Per l’argine sinistro volta dienno;
ma prima avea ciascun la lingua stretta
coi denti, verso lor duca, per cenno;
ed elli avea del cul fatto trombetta.
“Non vedevi l'ora di dirlo, vero?”.
“Già”.
“E quale aspetto scientifico-matematico troviamo in questo canto, a parte quello relativo ai processi digestivi?”.
“Nessun aspetto, ahimé”.
“Ahi, niente di niente?”.
“Se proprio vogliamo aggrapparci a qualcosa, ci sarebbe una terzina che fa riferimento al ponte crollato, nominando un arco a tutto sesto”.

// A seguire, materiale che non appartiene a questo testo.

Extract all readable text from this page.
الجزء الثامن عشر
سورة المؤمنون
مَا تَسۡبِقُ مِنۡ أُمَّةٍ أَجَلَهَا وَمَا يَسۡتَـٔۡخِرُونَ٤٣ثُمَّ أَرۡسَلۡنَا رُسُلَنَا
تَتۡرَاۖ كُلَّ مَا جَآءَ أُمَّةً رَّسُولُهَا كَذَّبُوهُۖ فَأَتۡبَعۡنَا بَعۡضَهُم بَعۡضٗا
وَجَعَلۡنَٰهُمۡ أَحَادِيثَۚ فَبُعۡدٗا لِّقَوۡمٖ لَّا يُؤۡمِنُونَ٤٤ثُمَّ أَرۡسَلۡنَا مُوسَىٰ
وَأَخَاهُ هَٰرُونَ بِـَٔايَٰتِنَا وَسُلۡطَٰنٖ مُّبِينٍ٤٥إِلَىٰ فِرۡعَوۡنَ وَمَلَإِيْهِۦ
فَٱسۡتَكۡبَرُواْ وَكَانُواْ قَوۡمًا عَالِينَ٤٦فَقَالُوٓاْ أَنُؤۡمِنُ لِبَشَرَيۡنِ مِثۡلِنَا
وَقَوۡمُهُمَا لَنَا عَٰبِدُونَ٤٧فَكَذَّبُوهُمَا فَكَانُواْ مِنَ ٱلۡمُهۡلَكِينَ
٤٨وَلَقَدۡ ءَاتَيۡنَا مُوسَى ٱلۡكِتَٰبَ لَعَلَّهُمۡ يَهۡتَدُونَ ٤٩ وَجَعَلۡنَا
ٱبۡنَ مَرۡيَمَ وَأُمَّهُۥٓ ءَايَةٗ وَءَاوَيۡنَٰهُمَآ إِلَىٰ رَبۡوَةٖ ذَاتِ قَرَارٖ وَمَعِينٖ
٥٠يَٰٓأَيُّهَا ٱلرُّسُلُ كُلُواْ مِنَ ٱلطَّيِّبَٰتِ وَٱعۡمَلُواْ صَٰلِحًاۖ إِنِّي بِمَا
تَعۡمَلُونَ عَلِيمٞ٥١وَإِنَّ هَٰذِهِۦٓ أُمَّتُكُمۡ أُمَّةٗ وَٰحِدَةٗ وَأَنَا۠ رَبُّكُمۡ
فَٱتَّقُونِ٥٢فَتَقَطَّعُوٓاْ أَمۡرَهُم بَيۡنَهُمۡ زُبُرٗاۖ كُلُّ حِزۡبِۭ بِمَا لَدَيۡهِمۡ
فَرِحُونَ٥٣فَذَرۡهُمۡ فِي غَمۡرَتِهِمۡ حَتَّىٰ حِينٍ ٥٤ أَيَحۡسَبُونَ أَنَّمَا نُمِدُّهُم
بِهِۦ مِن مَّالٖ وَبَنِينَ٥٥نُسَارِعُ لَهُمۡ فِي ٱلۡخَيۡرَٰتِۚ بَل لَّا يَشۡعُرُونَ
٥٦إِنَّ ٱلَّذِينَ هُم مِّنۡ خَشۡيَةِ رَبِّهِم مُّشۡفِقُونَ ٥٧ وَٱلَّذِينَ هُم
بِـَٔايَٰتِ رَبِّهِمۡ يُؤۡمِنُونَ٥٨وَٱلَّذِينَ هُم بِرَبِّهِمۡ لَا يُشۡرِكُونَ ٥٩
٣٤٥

Poi disse a noi: «Più oltre andar per questo
iscoglio non si può, però che giace
tutto spezzato al fondo l’arco sesto.
“Tutto qua?”.
“Sì: si potrebbe dire che sesto è l'antico nome del compasso, ma niente di più. E allora direi di prendere spunto dai Malebranche e parlare di bugie”.
“Matematiche?”.
“Matematiche”.
“Ma la matematica non è la quintessenza della verità?”.
“Se la usi bene, sì, quando riesci a dimostrare delle cose, ma se la usi male…”.
“E come fai a usarla male?”.
“Ecco un esempio: immagina di avere due costanti a e b che valgono entrambe 1”.
“E non puoi chiamarle entrambe a?”.
“Certo, ma stiamo facendo un po' di scena, siamo i Malebranche della Matematica”.
“Benissimo”.
“Sarai dunque d'accordo su questa uguaglianza: a2 = ab”.
“D'accordo, in fondo c'è scritto 1 = 1”.
“Ora sottraiamo da ambo i membri l'espressione b2”.
“Così otteniamo a2 − b2 = ab − b2”.
“Proprio così. Ora modifico un po' la scrittura delle due espressioni: (a + b)(a − b) = b(a − b). Sei d'accordo sul fatto che questo è solo un altro modo di scrivere la stessa uguaglianza di prima?”.
“Sono d'accordo, ma ci siamo complicati la vita”.
“E ora la semplifichiamo, dividendo a destra e a sinistra per il fattore comune (a − b)”.
“Bene, se semplifichiamo arriviamo a a + b = b. E ora?”.
“E ora rimetti al posto di a e di b i loro valori: ricordi che entrambe le costanti valgono 1?”.
“Ricordo, quindi mi viene 1 + 1 = 1. Uhm”.
“Ecco fatto, abbiamo dimostrato che 1 + 1 fa 1, cioè che 2 è uguale a 1. E quindi poi anche 1 + 2 sarà uguale a 1 + 1 cioè 1, e così via. Non esistono infiniti numeri, ne esiste uno solo, il numero 1. Pitagora sarebbe contento, gli studenti ancora di più, che non dovranno studiare più nulla: tutto il mondo matematico è composto soltanto da 1, fine della matematica”.
“Ma come? Spiega un po' come funziona questo inganno?”.
“ed elli avea del cul fatto trombetta”.